You write about TV for ThinkProgress and have written about it for other outlets. How do you envision this column being different?

I’m excited to be at Women and Hollywood because Melissa [Silverstein]’s offered me a terrific space to go long on one of the subjects I’ve come to care most about as a critic: the way roles for women on television are evolving as we enter what appears to be a new age in the medium, and how the work of women behind the camera affects what we see on our screens. I l think my work at ThinkProgress and my work at Women and Hollywood will build on each other; I’m excited to take the ideas that grow out of the daily routine of blogging, like the lack of female anti-heroes, the forgotten legacy of Sex and the City, or what women on TV seem to want, and to build them out for Women and Hollywood, and also to do original thinking and reporting for the site. 

What perspective(s) do you want to bring to the conversation? What’s not being covered, or not being covered the way you’d like?

In terms of my perspective, I’m a genre nerd, a lover of procedurals, a former trade reporter, and a bit of a romantic — as well as someone who grew up without much in the way of access to film or television, so hopefully a set of fresh eyes on tropes it’s easy to take as settled and accepted. Right now, on television I’m excited by FX’s attempts to experiment with new kinds of unlikable female characters, the breakout work of comediennes like Amy Schumer and Tig Notaro, and the continuing attempts to figure out how lady sitcoms are going to work on network television. And I’ve been having a lot of fun writing about our move away from the anti-hero trope and into new, more adventurous and ambiguous territory.

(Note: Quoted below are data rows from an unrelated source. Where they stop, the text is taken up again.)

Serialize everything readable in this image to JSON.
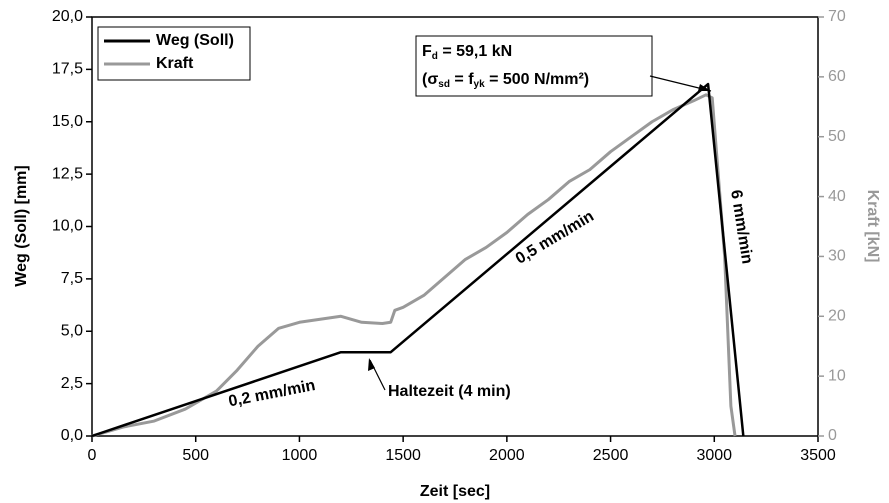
{
  "chart_data": {
    "type": "line",
    "xlabel": "Zeit [sec]",
    "ylabel": "Weg (Soll) [mm]",
    "y2label": "Kraft [kN]",
    "xlim": [
      0,
      3500
    ],
    "xticks": [
      0,
      500,
      1000,
      1500,
      2000,
      2500,
      3000,
      3500
    ],
    "ylim": [
      0,
      20
    ],
    "yticks": [
      {
        "value": 0,
        "label": "0,0"
      },
      {
        "value": 2.5,
        "label": "2,5"
      },
      {
        "value": 5,
        "label": "5,0"
      },
      {
        "value": 7.5,
        "label": "7,5"
      },
      {
        "value": 10,
        "label": "10,0"
      },
      {
        "value": 12.5,
        "label": "12,5"
      },
      {
        "value": 15,
        "label": "15,0"
      },
      {
        "value": 17.5,
        "label": "17,5"
      },
      {
        "value": 20,
        "label": "20,0"
      }
    ],
    "y2lim": [
      0,
      70
    ],
    "y2ticks": [
      0,
      10,
      20,
      30,
      40,
      50,
      60,
      70
    ],
    "y2color": "#999999",
    "legend": "upper left",
    "series": [
      {
        "name": "Weg (Soll)",
        "color": "#000000",
        "x": [
          0,
          1200,
          1440,
          2970,
          3140
        ],
        "values": [
          0,
          4,
          4,
          16.8,
          0
        ]
      },
      {
        "name": "Kraft",
        "color": "#999999",
        "axis": "y2",
        "x": [
          0,
          150,
          300,
          450,
          600,
          700,
          800,
          900,
          1000,
          1100,
          1200,
          1300,
          1400,
          1440,
          1460,
          1500,
          1600,
          1700,
          1800,
          1900,
          2000,
          2100,
          2200,
          2300,
          2400,
          2500,
          2600,
          2700,
          2800,
          2900,
          2960,
          2990,
          3050,
          3080,
          3100
        ],
        "values": [
          0,
          1.5,
          2.5,
          4.5,
          7.5,
          11,
          15,
          18,
          19,
          19.5,
          20,
          19,
          18.8,
          19,
          21,
          21.5,
          23.5,
          26.5,
          29.5,
          31.5,
          34,
          37,
          39.5,
          42.5,
          44.5,
          47.5,
          50,
          52.5,
          54.5,
          56,
          57,
          56.5,
          30,
          5,
          0
        ]
      }
    ],
    "annotations": [
      {
        "lines": [
          [
            "F",
            "d",
            " = 59,1 kN"
          ],
          [
            "(σ",
            "sd",
            " = f",
            "yk",
            " = 500 N/mm²)"
          ]
        ]
      },
      {
        "text": "Haltezeit (4 min)"
      },
      {
        "text": "0,2 mm/min"
      },
      {
        "text": "0,5 mm/min"
      },
      {
        "text": "6 mm/min"
      }
    ]
  }
}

The Television Critics’ Association’s membership is roughly 50 percent female, which is much greater than the 18 percent of women reviewing for major film outlets Why do you think that is?

I think there are a couple of explanations. Some of it may be the relative historical prestige of the different mediums: because television was long viewed as more commercial, and to a certain extent, more female-oriented (at least when it comes to soaps), I think it’s been a bit more open to female critics. And I think that sites like Television Without Pity credentialed an amazing generation of female critics like Emily Nussbaum and Linda Holmes, who have opened up a lot of space for the rest of us, and been wonderful mentors to people like me. I’ve always found television critics to be a community that’s eager to welcome new members, which probably helps, too, which is not to say that film critics are unwelcoming, but I think television critics spend an unusual amount of time talking to each other, which is one of the reasons I’ve been drawn to write about television as much as I do.